This page explains how Deserts of the World selects, reviews, updates, and credits the information used across the website.
The purpose of this policy is to help readers understand where our information comes from and how corrections are handled.
Last updated: July 11, 2026 ·
Contact: support@desertsoftheworld.com
1) Editorial Approach
Deserts of the World is managed by a single editor. Articles are prepared by comparing scientific publications,
official datasets, government resources, academic references, and established geographic sources.
Information that cannot be traced to a reliable source is not published as fact.

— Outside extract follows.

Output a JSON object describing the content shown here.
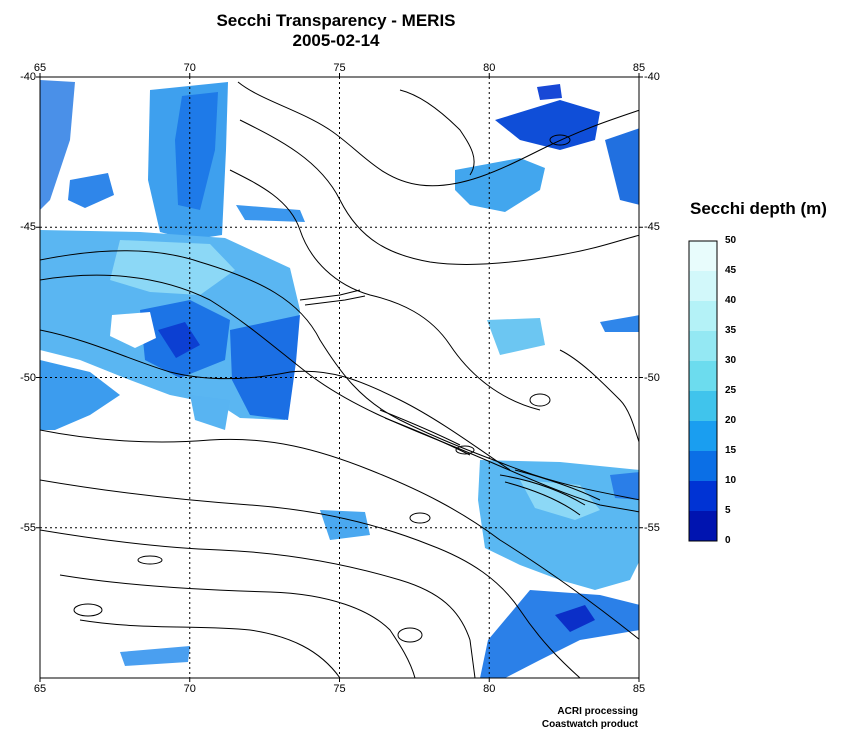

Estimates, disputed measurements, historical figures, and values that differ between sources are identified in the article
whenever those differences are relevant to the reader.
2) Preferred Sources
Sources are selected according to the subject of each article. Priority is generally given to:
- Peer-reviewed scientific journals and academic publications.
- Universities and recognized research institutions.
- Government geological, meteorological, hydrological, and environmental agencies.
- International organizations such as UNEP, NASA, USGS, ESA, and WMO.
- Official protected-area authorities and conservation organizations with transparent documentation.
- Open geographic datasets with identifiable publishers, dates, and licensing terms.
3) Secondary Sources
Historical archives, reference books, museum collections, news reports, travel publications, and other secondary sources
may be used to provide context. These materials are not treated as substitutes for scientific or official evidence when
describing measurements, boundaries, climate records, or environmental conditions.
4) Source Review Process
Before publication, the editor checks whether important factual statements can be supported by the sources listed for the article.
Measurements are reviewed together with their units, geographic scope, measurement method, and publication date.
Measurements produced by different methods are not presented as directly comparable unless the distinction is clearly explained.
For example, satellite-recorded land-surface temperature is separated from official air temperature measured by weather stations.
When two reliable sources provide different figures, the article explains the difference or uses a clearly stated range.
A value is not selected only because it is larger, newer, or more widely repeated online.
5) Source Check Dates
Articles should include a source review or last checked date. This date shows when the main references, external links,
and important numerical claims were most recently reviewed.
A recent review date does not mean that every source was published recently. Historical and long-term scientific sources
may still be used when they remain relevant and authoritative.
6) Geographic and Map Data
Coordinates, boundaries, elevations, and map layers may be obtained from sources such as Natural Earth, OpenStreetMap,
government mapping agencies, scientific publications, and protected-area authorities.
Desert boundaries are not always universally agreed upon. Some sources describe a physical desert, while others describe
a wider arid region, basin, plateau, dune field, protected area, or desert-like landscape. These classifications should be
identified separately rather than treated as the same type of geographic entity.
7) Licensing and Credits
Links to original datasets and publications are provided whenever practical. Data, image, and map licenses are identified
when the licensing information is available and relevant to reuse.
Credits may appear below an image or map, in its caption, or in the sources section of the article.
Third-party material remains subject to the terms established by its original publisher.
8) Corrections and Updates
Errors may occur despite the review process. When a factual error, duplicated section, inconsistent measurement,
incorrect classification, or broken source link is identified, the affected page is reviewed and corrected.
Significant changes may be recorded in the article’s revision history or update notice. Minor spelling,
formatting, and accessibility corrections may be made without a separate public notice.
9) Reader Feedback
Readers are encouraged to report inaccurate information, conflicting figures, broken links, unclear classifications,
or missing attribution. Please include the page URL, the disputed statement, and a supporting source when possible.